"One can never consent to creep when one feels an impulse to soar." - Helen Keller
Tuesday, August 2, 2011
A Change For The Worse
Yesterday was the first day of the second summer school session in my school district. The first session lasts four weeks and the second session last three weeks. I have no idea why it is broken into two sessions.
I have no idea if Ashley has the same teacher and the same aide for the second session. Of course, I have no idea if she even has an aide. I’ve never gotten a report from or about that person.
I have no idea what Ashley did in the first four weeks and I have no idea what the plans are for the last three weeks of summer school. I’ve gotten no reports other than a vague, “Ashley is doing well” from the first teacher. I wonder what she is doing well at?
I have no idea if Ashley is eating her lunch at school other than the fact that her lunchbox comes home empty each day.
I have no idea if sunscreen is being used when Ashley is outside other than the fact that she hasn’t come home sunburned. But I guess that could mean that she hasn’t actually been outside.
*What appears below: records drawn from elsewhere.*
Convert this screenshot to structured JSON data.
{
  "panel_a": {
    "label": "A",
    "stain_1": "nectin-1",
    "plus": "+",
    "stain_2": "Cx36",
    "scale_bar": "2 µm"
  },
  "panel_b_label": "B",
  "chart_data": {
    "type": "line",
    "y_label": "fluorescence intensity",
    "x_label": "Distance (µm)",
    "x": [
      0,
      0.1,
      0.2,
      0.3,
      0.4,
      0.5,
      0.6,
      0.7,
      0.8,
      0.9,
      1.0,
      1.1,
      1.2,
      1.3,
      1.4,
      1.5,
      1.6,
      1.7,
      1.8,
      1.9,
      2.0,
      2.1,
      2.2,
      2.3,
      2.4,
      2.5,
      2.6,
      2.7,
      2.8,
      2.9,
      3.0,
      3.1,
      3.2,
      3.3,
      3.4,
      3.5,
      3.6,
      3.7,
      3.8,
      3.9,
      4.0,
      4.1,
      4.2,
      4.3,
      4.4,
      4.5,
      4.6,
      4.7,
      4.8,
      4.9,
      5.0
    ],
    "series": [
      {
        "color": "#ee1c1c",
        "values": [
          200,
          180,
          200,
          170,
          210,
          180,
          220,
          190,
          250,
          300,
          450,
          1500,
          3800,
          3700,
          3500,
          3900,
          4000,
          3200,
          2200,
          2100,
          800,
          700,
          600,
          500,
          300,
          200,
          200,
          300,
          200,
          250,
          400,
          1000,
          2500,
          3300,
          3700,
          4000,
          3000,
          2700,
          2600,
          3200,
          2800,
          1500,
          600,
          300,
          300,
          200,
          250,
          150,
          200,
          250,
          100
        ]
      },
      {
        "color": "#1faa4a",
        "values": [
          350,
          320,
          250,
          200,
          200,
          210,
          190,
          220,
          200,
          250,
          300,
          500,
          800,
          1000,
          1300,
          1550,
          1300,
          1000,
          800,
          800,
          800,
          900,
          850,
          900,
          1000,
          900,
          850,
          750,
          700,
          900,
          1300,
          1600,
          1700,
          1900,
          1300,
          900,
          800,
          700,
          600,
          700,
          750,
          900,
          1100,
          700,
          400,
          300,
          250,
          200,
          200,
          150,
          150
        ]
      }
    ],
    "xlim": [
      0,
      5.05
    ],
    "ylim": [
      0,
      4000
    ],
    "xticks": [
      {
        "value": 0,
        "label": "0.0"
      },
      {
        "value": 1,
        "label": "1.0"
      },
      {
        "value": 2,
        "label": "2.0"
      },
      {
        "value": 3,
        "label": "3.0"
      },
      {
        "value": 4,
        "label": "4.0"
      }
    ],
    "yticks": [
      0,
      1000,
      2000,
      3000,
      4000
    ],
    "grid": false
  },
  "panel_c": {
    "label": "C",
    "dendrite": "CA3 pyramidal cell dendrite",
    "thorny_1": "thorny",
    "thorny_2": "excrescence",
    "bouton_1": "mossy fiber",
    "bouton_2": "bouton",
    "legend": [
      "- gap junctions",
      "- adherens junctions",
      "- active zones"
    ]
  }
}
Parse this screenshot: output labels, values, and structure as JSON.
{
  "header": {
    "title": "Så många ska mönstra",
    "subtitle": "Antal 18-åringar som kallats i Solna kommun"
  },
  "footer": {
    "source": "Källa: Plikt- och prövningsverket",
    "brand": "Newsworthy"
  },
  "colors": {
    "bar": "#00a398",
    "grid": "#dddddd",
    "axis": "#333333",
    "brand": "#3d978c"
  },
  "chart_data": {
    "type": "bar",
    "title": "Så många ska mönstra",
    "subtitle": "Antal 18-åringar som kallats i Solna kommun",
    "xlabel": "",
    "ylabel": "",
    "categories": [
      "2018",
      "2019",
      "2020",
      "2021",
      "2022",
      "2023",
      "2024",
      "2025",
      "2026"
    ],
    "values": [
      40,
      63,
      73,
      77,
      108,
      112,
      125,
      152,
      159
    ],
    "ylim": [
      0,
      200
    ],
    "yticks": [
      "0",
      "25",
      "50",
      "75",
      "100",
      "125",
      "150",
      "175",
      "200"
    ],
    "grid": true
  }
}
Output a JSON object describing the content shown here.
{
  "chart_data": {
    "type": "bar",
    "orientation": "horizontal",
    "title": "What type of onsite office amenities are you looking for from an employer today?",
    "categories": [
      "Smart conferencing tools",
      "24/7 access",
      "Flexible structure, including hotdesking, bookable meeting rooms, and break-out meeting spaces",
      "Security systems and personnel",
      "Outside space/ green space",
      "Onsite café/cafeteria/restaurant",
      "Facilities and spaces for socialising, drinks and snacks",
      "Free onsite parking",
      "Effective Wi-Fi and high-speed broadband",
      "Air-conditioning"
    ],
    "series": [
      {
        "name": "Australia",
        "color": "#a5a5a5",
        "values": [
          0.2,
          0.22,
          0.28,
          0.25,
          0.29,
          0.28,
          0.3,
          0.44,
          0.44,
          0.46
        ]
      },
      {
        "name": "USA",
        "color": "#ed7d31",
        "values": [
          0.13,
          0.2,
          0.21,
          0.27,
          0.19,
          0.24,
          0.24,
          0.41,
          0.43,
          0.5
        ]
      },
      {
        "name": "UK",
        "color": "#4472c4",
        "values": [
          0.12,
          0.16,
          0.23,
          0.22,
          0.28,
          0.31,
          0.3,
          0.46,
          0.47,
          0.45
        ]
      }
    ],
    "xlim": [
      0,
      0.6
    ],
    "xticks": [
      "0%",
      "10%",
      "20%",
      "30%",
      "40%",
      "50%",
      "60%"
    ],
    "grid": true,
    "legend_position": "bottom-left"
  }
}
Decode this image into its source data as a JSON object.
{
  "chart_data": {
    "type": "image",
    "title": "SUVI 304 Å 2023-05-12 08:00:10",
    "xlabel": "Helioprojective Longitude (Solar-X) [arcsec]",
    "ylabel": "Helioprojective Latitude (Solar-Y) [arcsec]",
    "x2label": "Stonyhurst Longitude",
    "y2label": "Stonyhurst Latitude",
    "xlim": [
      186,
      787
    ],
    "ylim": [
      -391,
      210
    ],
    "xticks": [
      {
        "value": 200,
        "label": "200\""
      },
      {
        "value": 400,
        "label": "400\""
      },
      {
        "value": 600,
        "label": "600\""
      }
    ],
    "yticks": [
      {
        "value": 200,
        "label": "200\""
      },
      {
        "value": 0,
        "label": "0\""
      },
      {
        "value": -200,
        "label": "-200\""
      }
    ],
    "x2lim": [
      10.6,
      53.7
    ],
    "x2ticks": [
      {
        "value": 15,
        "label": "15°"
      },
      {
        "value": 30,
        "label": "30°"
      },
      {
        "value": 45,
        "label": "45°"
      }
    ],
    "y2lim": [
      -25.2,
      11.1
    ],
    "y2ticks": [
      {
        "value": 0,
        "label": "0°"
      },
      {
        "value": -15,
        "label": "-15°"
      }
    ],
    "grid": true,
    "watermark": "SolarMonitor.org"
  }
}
I have no idea if Ashley has had one seizure, 10 seizures, or more at school. I’ve not heard from the nurse (if there is a nurse) or the teacher other than the time I was requested to fill out a “seizure plan”. I guess I should have noted on the form that I would like to know if a seizure occurred.
I have no idea if Ashley interacts with the other students at summer school, if anyone facilitates communication between Ashley and the hearing students or if she uses her cane.
What I do know is that Ashley has come home several times with injuries, some bordering on significant. I know she has come home with a torn pull-up and wet clothes, even though I always pack a change of clothes and extra pull-ups. I know that she doesn’t seem thrilled with the prospect of going to summer school, but during the regular school year, she loved going to school. I know that the only progress on her communication skills have been the things I have worked on with her over the summer. And I wonder if I will get an updated progress report on her IEP at the end of summer school.
To say that I am not thrilled with the services Ashley is receiving this summer is an understatement. I know that there has been a change in administration as it relates to summer school services, so maybe that is the reason. But, you can bet I will make sure next summer’s IEP is very, very specific about what I expect.